Opération « un citoyen, un ordinateur, une connexion » : la preuve par trois que le Président Ouattara n’a pas dit la vérité aux Ivoiriens
PRAO Yao Séraphin
« Les promesses faites à la hâte sont ordinairement suivies d’un prompt repentir. »
(William de Britaine)
Le président Ouattara a lancé son projet « un citoyen, un ordinateur et une connexion ». Selon lui, l’objectif est de vulgariser de façon massive et rapide les équipements TIC, et permettre ainsi l’usage des Technologies de l’Information et de la Communication par le plus grand nombre de nos concitoyens. Lors du lancement de cette opération, le Président Ouattara s’est contenté de remettre une dizaine d’ordinateurs et de kit de connexion. Mais en regardant de près les contours de ce projet, il ressort que cette promesse du Président est vide. Trois raisons suffisent pour le montrer.
Première raison : le taux d’alphabétisation peu élevé. En Côte d’Ivoire, le taux d’alphabétisation est estimé à 51% dont les 2/3 sont des femmes selon une étude faite par l’institut des statistiques de l’Unesco en 2002. En effet le nombre d’analphabètes en Côte d’Ivoire était estimé à près de 5,4 millions de personnes dont l’âge est compris entre 15 et 45 ans. Depuis 2002, le taux d’alphabétisation a très peu évolué car selon les statistiques du PNUD, en 2011, il se situe à 55,5. Si donc tous les Ivoiriens ne savent pas lire et écrire, alors, il sera difficile de promettre un ordinateur et une connexion à tous.
Deuxième raison : le faible de pénétration d’internet. La Côte d’Ivoire peut se réjouir de la bonne santé du secteur de la téléphonie. En effet, le nombre d’abonnés à la téléphonie mobile est passé de 16 millions en 2010 à 21 millions aujourd’hui, soit plus de 90% de notre population. Le secteur des TIC a réalisé en 2014 un chiffre d’affaires consolidé de près de 1.000 milliards de FCFA, ce qui représente 7 à 8% du Produit Intérieur Brut (PIB) du pays et il emploie environ 200.000 personnes. Mais le taux d’utilisation de l’internet reste faible dans notre pays. Aujourd’hui, c’est moins de 200.000 personnes qui sont concernés. Il est donc illusoire de dire que tous les Ivoiriens auront une connexion internet. Avant de promettre une connexion à tous les Ivoiriens, il faut d’abord investir massivement dans les infrastructures pour améliorer la connectivité à internet. L’Etat est d’ailleurs le premier bénéficiaire car selon diverses études réalisées par l’Union Internationale des Télécommunications et la Banque Mondiale, pour un pays comme la Côte d’Ivoire, une progression de 10% du nombre de personnes ayant accès à l’internet haut débit pourrait générer un accroissement du Produit Intérieur Brut (PIB) de 1 à 1,4 points par an.

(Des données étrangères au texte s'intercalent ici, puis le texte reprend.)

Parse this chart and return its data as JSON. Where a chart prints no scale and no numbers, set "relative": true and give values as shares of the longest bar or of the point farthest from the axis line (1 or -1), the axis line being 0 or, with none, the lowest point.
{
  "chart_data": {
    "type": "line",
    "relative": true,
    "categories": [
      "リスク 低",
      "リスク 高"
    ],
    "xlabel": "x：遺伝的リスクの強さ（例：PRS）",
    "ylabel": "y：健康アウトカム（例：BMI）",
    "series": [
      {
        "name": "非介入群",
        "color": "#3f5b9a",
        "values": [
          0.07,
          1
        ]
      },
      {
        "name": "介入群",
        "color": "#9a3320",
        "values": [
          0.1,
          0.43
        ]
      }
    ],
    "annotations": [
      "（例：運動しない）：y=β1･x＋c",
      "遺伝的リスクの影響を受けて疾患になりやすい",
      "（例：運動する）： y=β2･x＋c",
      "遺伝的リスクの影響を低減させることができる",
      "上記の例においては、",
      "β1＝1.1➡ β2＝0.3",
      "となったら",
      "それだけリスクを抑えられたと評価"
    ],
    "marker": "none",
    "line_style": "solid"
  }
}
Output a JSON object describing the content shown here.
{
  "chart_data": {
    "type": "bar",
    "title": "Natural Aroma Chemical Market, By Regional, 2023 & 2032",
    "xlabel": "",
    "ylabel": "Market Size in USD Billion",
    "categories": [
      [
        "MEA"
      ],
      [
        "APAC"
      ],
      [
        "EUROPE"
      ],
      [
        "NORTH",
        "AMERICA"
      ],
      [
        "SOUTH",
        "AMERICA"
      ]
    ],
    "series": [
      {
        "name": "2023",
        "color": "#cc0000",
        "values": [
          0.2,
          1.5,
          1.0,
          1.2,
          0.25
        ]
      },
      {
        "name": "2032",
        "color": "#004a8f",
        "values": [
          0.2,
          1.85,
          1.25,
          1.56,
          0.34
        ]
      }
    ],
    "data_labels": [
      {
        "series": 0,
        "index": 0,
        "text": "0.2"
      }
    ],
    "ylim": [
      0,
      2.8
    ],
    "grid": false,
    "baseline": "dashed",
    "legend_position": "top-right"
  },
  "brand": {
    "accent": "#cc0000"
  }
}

Troisième raison : le taux de pauvreté. Dans notre pays, malgré les taux de croissance annoncés, la pauvreté reste présente. Selon Ousmane Diagana, le chef des opérations de la banque mondiale en Côte d’Ivoire, le pays est confronté à des taux de pauvreté inquiétants, surtout par rapport au potentiel énorme dont le pays dispose. Près d’un habitant sur deux est considéré comme « pauvre » en Côte d’Ivoire. Pour celui qui n’arrive pas à se nourrir convenablement, l’ordinateur reste pour lui, un luxe. Le secteur bancaire ne peut pas non plus accompagner ce projet au regard du faible taux de bancarisation. Ce taux est de 14% dans notre pays. Pour rappel, le taux de bancarisation dans l’espace de l’Union économique et monétaire ouest-africaine (UEMOA) se situe entre 3 et 7%, alors qu’il avoisine 99% dans les pays occidentaux et se situe à 50 ou 60% dans les pays du Maghreb.
En définitive, le projet « un citoyen, un ordinateur, une connexion » est une promesse pompeuse. C’est donc simplement du vent que le Président Ouattara cherche à vendre aux Ivoiriens.